21 avril 2017

L’autonomie de la Kabylie sera un début de modernisation pour l’Algérie

La Kabylie n’est pas un pays souverain. Elle n’a donc pas de frontières. Dans un pays souverain (comme l’Algérie) des régions administratives sont découpées et limitées symboliquement sur une carte (exemple : wilayates).
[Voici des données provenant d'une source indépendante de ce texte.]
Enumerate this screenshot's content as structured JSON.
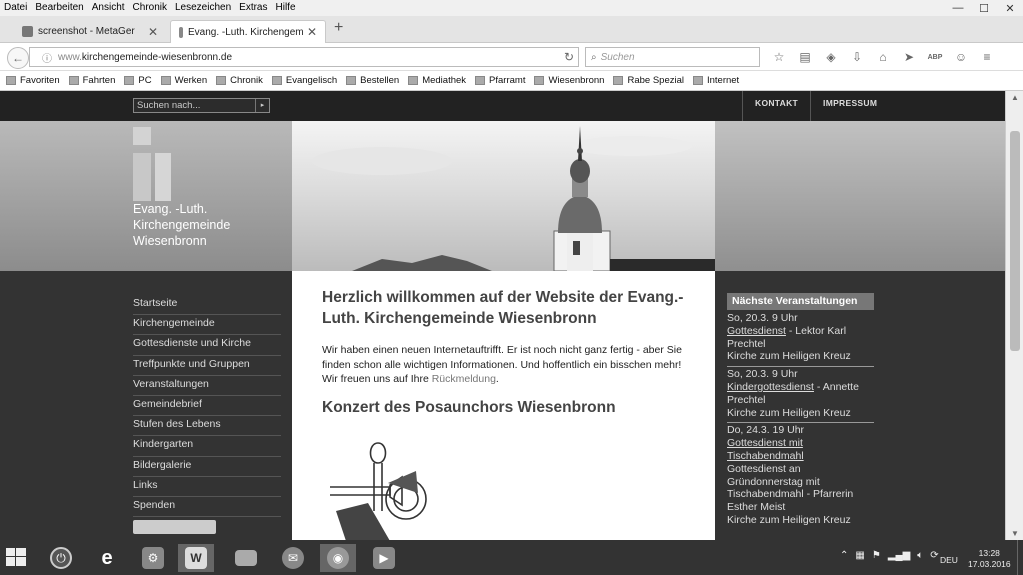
{
  "menubar": {
    "items": [
      "Datei",
      "Bearbeiten",
      "Ansicht",
      "Chronik",
      "Lesezeichen",
      "Extras",
      "Hilfe"
    ]
  },
  "window_controls": {
    "minimize": "—",
    "maximize": "☐",
    "close": "✕"
  },
  "tabs": [
    {
      "label": "screenshot - MetaGer",
      "close": "✕"
    },
    {
      "label": "Evang. -Luth. Kirchengem...",
      "close": "✕"
    }
  ],
  "new_tab": "+",
  "navbar": {
    "back": "←",
    "info": "ⓘ",
    "url_www": "www.",
    "url_rest": "kirchengemeinde-wiesenbronn.de",
    "reload": "↻",
    "search_placeholder": "Suchen",
    "search_icon": "⌕",
    "icons": [
      "☆",
      "▤",
      "◈",
      "⇩",
      "⌂",
      "➤",
      "ABP",
      "☺",
      "≡"
    ]
  },
  "bookmarks": [
    "Favoriten",
    "Fahrten",
    "PC",
    "Werken",
    "Chronik",
    "Evangelisch",
    "Bestellen",
    "Mediathek",
    "Pfarramt",
    "Wiesenbronn",
    "Rabe Spezial",
    "Internet"
  ],
  "site": {
    "search_placeholder": "Suchen nach...",
    "search_go": "▸",
    "top_links": [
      "KONTAKT",
      "IMPRESSUM"
    ],
    "title_lines": [
      "Evang. -Luth.",
      "Kirchengemeinde",
      "Wiesenbronn"
    ],
    "nav": [
      "Startseite",
      "Kirchengemeinde",
      "Gottesdienste und Kirche",
      "Treffpunkte und Gruppen",
      "Veranstaltungen",
      "Gemeindebrief",
      "Stufen des Lebens",
      "Kindergarten",
      "Bildergalerie",
      "Links",
      "Spenden"
    ],
    "welcome_heading": "Herzlich willkommen auf der Website der Evang.-Luth. Kirchengemeinde Wiesenbronn",
    "intro_text": "Wir haben einen neuen Internetauftrifft. Er ist noch nicht ganz fertig - aber Sie finden schon alle wichtigen Informationen. Und hoffentlich ein bisschen mehr! Wir freuen uns auf Ihre ",
    "intro_link": "Rückmeldung",
    "intro_end": ".",
    "concert_heading": "Konzert des Posaunchors Wiesenbronn",
    "events_heading": "Nächste Veranstaltungen",
    "events": [
      {
        "date": "So, 20.3. 9 Uhr",
        "link": "Gottesdienst",
        "rest": " - Lektor Karl Prechtel",
        "place": "Kirche zum Heiligen Kreuz"
      },
      {
        "date": "So, 20.3. 9 Uhr",
        "link": "Kindergottesdienst",
        "rest": " - Annette Prechtel",
        "place": "Kirche zum Heiligen Kreuz"
      },
      {
        "date": "Do, 24.3. 19 Uhr",
        "link": "Gottesdienst mit Tischabendmahl",
        "rest": "Gottesdienst an Gründonnerstag mit Tischabendmahl - Pfarrerin Esther Meist",
        "place": "Kirche zum Heiligen Kreuz"
      }
    ]
  },
  "taskbar": {
    "language": "DEU",
    "time": "13:28",
    "date": "17.03.2016",
    "apps": [
      "power",
      "ie",
      "settings",
      "word",
      "explorer",
      "thunderbird",
      "firefox",
      "media"
    ]
  }
}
Dans la réalité, il n’y a pas de frontières ni limites visiblement jalonnées.

Ceux qui parlent des frontières ou de limites de la Kabylie alors que cette région n’existe pas dans le découpage administratif du territoire algérien, prennent le problème à l’envers. Les autonomistes demandent justement un autre modèle de découpage administratif d’où se dégagera une région autonome officiellement dénommée Kabylie. Cette région s’auto-administrera à l’intérieur des limites que lui fixeront l’état central, le gouvernement algérien, les populations, la société civile, la justice etc.

La population de cette éventuelle future région sera dénommée Kabylie, non en référence à une ethnie, culture ou religion, mais simplement en référence au nom de la région. Ainsi, par exemple, un citoyen Arabe ou Chawi qui résidera d’une façon permanente à Tizi-ouzou sera citoyen de la Kabylie et un citoyen de culture kabyle, parlant kabyle, mais résidant en permanence à Tlemcen ne sera pas citoyen de la Kabylie. Il ne votera pas quand le parlement régional est renouvelé, ni quand un référendum régional est organisé et ne payera aucune taxe, aucun impôt au gouvernement régional de Kabylie. Voilà le problème racialiste Kabyles – Arabes – Chawi – Mouzabites réglé.

Le projet d’autonomie de la Kabylie sera en fait un début de la modernisation de l’Algérie. La référence à la citoyenneté primera sur la référence à l’ethnie, à la culture et à l’appartenance religieuse. Ainsi, si une composante importante des citoyens de la Kabylie s’exprime en arabe, le bon sens voudra que l’arabe soit une deuxième langue officielle. Le reste de l’Algérie continuera à se définir exclusivement comme arabo-musulman, en usant de la matraque comme à l’accoutumée, mais en Kabylie la démocratie s’installera petit à petit et le citoyen finira par émerger du magma de confrontations ethno-religieuses qui plombaient toute l’Algérie.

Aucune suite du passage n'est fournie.